The Federal Reserve’s policy of steep interest-rate hikes is not helping the struggling economy and is instead hurting working Americans, Sen. Bernie Sanders said Sunday.
““I think they’re hurting the situation.””
“I think it is wrong to be saying that the way we’re going to deal with inflation is by lowering wages and increasing unemployment,” the Vermont independent said in an interview with NBC News’ “Meet the Press.”
“That is not what we should be doing. This inflation thing is a real issue. It is a global issue. But at a time when working families are struggling when the people on top are doing phenomenally well, I don’t think you go after working people,” Sanders said, according to a transcript.
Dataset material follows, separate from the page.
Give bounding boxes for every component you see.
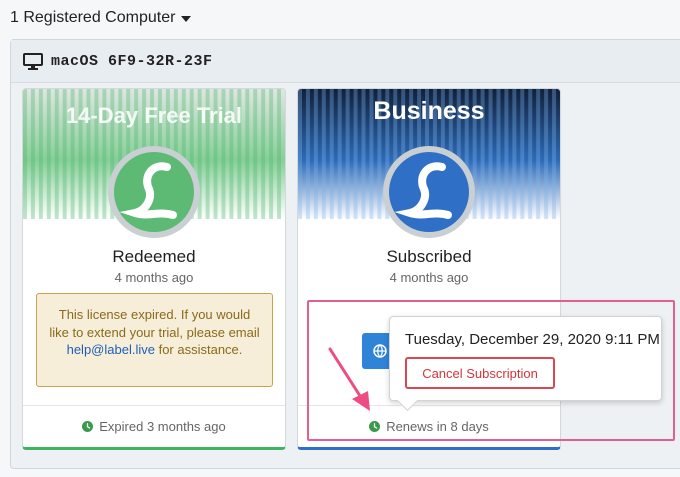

Sanders also said he would not raise interest rates any higher.
The Fed has raised rates by 75 basis points at its past three meetings, to a current range between 3.00% and 3.25%, and is expected to hike rates further to around 4.5% by year’s end, and potentially peaking around 5.5% next year, economist Nick Sargen told MarketWatch last week.
U.S. inflation has soared to 40-year highs this year, with year-over-year inflation slackening to 8.2% in September, according to data released Thursday. That’s down from a 41-year-high of 9.1% in June.
In Sunday’s interview, Sanders rejected the idea that the Democrats’ American Rescue Plan, passed in 2021, contributed to the inflation crisis.
“Inflation right now … is an international problem,” Sanders said. “In Germany, it is 10%. U.K. it is 10%. Canada it is 7%. Inflation globally is caused by the pandemic and the break in supply chains. It is caused by, in my view, the war in Ukraine, obviously.”
“And it is also caused by incredible corporate greed,” he added. “And I hope everybody understands that when you go to the gas tank, you fill up your car today, the oil companies are making huge profits. The food companies are making huge profits. Prescription drug, pharmaceutical industry are making huge profits. We’ve got to deal with that issue.”